For a long while now, I have been using GitHub to manage my project repositories for PCBs. However, my workflow lacked the discipline and control to manage the version of a printed circuit board. In this post, I am proposing the use of GitHub Actions to help with managing the design file to Gerber file versioning..
The idea started with the work on a previous project KiCad2Fritzing. In this project, I needed to create a GitHub action to create a release that would eventually be used but the KiCad Plugin GitLab repository. During the development of that project, I also learned about the kicad-cli utility (KiCad Command Line Interface). From these two I wondered if it were possible to create an action that would use the kicad-cli to generate the Gerbers for me into a release. The basic workflow would be along the lines of
- Develop the PCB
- Push all the changes to main
- When ready to release the Gerber files for production, create a release by tagging the main branch i.e.
tag r1.0.0push origin tag 1.0.0
- This would then trigger the action on GitHub to invoke kicad-cli to generate the Gerber files.
- The Gerber files are then available as a ZIP file under the releases section of the repository.
- This ZIP can be then downloaded and handed, inspected with the Gerber viewing tool, as a final check, before sending off for fabrication.
I will admit, since my experience with GitHub Actions is minimal, I vibe-coded the .guthub/workflow script to perform the steps. This saved me quite a lot of time and allowed me to focus on the functional aspects of what I was wanting to create. I opted for a tag release format of r#.#.#, meaning tags like r1.0.0 or r2.3.10 etc.
Along the way, I also thought about the revision text that I like to have printed on the circuit board. KiCad supports an internal text variable called REVISION. This can be used within text objects and will resolve to the value that is entered into the Page Settings, Revision field.
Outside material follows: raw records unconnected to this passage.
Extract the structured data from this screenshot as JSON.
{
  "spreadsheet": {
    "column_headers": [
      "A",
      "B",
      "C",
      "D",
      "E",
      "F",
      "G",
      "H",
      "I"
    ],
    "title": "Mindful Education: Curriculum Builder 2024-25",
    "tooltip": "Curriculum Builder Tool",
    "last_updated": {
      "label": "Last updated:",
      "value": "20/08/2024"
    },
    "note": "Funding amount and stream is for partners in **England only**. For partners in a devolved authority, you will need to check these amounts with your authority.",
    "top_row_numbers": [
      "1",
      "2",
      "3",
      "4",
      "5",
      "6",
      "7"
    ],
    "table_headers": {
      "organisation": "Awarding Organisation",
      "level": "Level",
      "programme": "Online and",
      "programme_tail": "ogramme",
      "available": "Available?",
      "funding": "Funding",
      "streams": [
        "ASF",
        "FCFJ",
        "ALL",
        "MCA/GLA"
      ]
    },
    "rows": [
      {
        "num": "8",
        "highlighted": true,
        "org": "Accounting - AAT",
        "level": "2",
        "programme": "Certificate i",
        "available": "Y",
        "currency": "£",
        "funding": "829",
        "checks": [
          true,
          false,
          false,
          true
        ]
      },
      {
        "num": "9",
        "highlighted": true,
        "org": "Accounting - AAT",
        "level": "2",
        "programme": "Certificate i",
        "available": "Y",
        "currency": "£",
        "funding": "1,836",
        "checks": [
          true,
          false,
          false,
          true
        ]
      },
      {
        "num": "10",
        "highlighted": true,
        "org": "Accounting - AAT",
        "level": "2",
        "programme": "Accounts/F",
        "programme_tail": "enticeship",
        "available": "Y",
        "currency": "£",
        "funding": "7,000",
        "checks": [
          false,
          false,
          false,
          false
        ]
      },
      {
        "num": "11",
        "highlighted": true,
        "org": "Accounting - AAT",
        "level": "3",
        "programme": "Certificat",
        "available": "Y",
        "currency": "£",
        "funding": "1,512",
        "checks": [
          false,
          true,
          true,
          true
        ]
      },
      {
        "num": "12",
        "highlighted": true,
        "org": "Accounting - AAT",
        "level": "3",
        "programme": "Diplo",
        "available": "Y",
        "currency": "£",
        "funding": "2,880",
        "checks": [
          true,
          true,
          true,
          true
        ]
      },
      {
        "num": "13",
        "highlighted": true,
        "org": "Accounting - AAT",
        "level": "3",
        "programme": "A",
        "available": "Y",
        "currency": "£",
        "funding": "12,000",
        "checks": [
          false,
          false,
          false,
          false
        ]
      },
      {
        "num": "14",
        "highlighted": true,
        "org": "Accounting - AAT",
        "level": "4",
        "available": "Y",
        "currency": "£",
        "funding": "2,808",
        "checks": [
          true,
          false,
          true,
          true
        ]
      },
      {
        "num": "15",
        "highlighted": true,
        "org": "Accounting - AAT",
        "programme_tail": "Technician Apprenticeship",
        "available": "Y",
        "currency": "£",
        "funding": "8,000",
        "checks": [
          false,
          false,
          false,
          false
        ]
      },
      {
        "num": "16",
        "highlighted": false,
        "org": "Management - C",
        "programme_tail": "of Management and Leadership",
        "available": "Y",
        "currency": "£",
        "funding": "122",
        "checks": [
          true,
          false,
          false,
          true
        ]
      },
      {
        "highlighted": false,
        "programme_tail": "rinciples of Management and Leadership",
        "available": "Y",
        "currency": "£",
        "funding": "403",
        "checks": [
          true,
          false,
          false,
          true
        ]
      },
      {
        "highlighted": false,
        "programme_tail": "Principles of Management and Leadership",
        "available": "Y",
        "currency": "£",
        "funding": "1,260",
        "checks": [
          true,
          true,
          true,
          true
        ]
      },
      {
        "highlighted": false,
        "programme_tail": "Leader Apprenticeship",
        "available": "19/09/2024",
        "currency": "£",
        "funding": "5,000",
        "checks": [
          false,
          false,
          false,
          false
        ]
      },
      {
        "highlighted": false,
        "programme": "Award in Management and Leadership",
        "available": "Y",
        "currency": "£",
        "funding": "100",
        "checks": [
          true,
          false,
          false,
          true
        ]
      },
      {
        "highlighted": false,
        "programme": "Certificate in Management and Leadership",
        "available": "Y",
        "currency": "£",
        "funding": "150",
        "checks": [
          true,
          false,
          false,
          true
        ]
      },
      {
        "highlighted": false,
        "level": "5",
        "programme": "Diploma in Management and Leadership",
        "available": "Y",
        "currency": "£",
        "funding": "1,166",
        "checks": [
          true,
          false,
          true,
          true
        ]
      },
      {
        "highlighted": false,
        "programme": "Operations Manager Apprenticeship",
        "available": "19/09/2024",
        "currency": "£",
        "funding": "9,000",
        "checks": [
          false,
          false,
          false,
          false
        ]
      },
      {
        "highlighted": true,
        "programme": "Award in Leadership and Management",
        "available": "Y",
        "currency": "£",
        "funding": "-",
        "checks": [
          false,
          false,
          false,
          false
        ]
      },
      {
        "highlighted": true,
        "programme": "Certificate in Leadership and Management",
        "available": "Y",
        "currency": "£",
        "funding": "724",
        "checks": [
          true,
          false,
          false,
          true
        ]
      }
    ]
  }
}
The text value in the PCB that should display this value only needs to reference the Revision field using the Text Variable notation ${REVISION}. Any change to this field will be reflected on the board and on the subsequent Gerber files.
The problem I had was that it does not seem possible to change this field value programmatically. The best workaround I could come up with was to create my own text variable – I chose RELEASE, and set this value as the revision in the page setting. The Text Variable is defined in the File -> Board Setup menu option under the Text & Graphics section.


Making It Reusable
Rather than embed this workflow directly into each KiCad project, I wanted something I could install cleanly into any project without having to copy and re-edit files by hand each time. The result is a small module repository – kicad-release-automation-module – which holds the workflow template, a Python script that handles the actual gerber generation, and an example configuration file.
Installing it into a KiCad project is a single command:
./install.sh /path/to/your/kicad-project-repo
The script takes care of creating the necessary directory structure (.github/workflows/, scripts/) and copies across the workflow YAML and the Python generation script. It also drops in a release-artifacts.json configuration file if one doesn’t already exist – but importantly, it won’t overwrite one that does, so there’s no risk of clobbering a project-specific configuration on a subsequent install.
The release-artifacts.json is where you tell the module about your specific project: the path to the .kicad_pro file, and which layers you want included in the gerber export. Once that’s set up and committed, the project is ready to go.
The diagram below shows what gets installed into a target KiCad project repository and how the pieces relate to one another.
+-- examples| || +-- release-artifacts.json|+-- scripts| || +-- generate_release_artifacts.py|+-- templates| || +-- .github| || +-- workflows| || +-- release-gerbers.yml
Testing It Out
I used the atmega1608_dev repository as the test bed – a breakout and development board for the ATmega1608 that I’ve been working on. I added the RELEASE KiCad text variable and set the Revision in the title block to ${RELEASE}. Running through a few release tags gave me a good sense of where things needed adjusting. One iteration, for example, involved switching the CI workflow to use a KiCad nightly build, which was needed to correctly handle the board file format I was working with. Another was a straightforward fix to ensure the project name was correctly prefixed to the gerber zip archive – something that only becomes obvious when you look at the actual release assets and realise the naming isn’t quite right.
After working through those iterations, the releases page for the atmega1608_dev repository now shows cleanly versioned assets, generated automatically from the tag. It’s satisfying to see r1.3.1 and r1.3.2 sitting there with their associated zip files, knowing that each one corresponds to an exact, reproducible snapshot of the board at that point in time.
Conclusion
It’s a small piece of infrastructure, but it addresses something that had been quietly bothering me for a while. I can also see scope for further improvements such as running DRCs or exporting other artefacts for documentation purposes. Since I am in the hobby domain, I will stick with what I have here for a while to bed in the workflow and assess the further changes.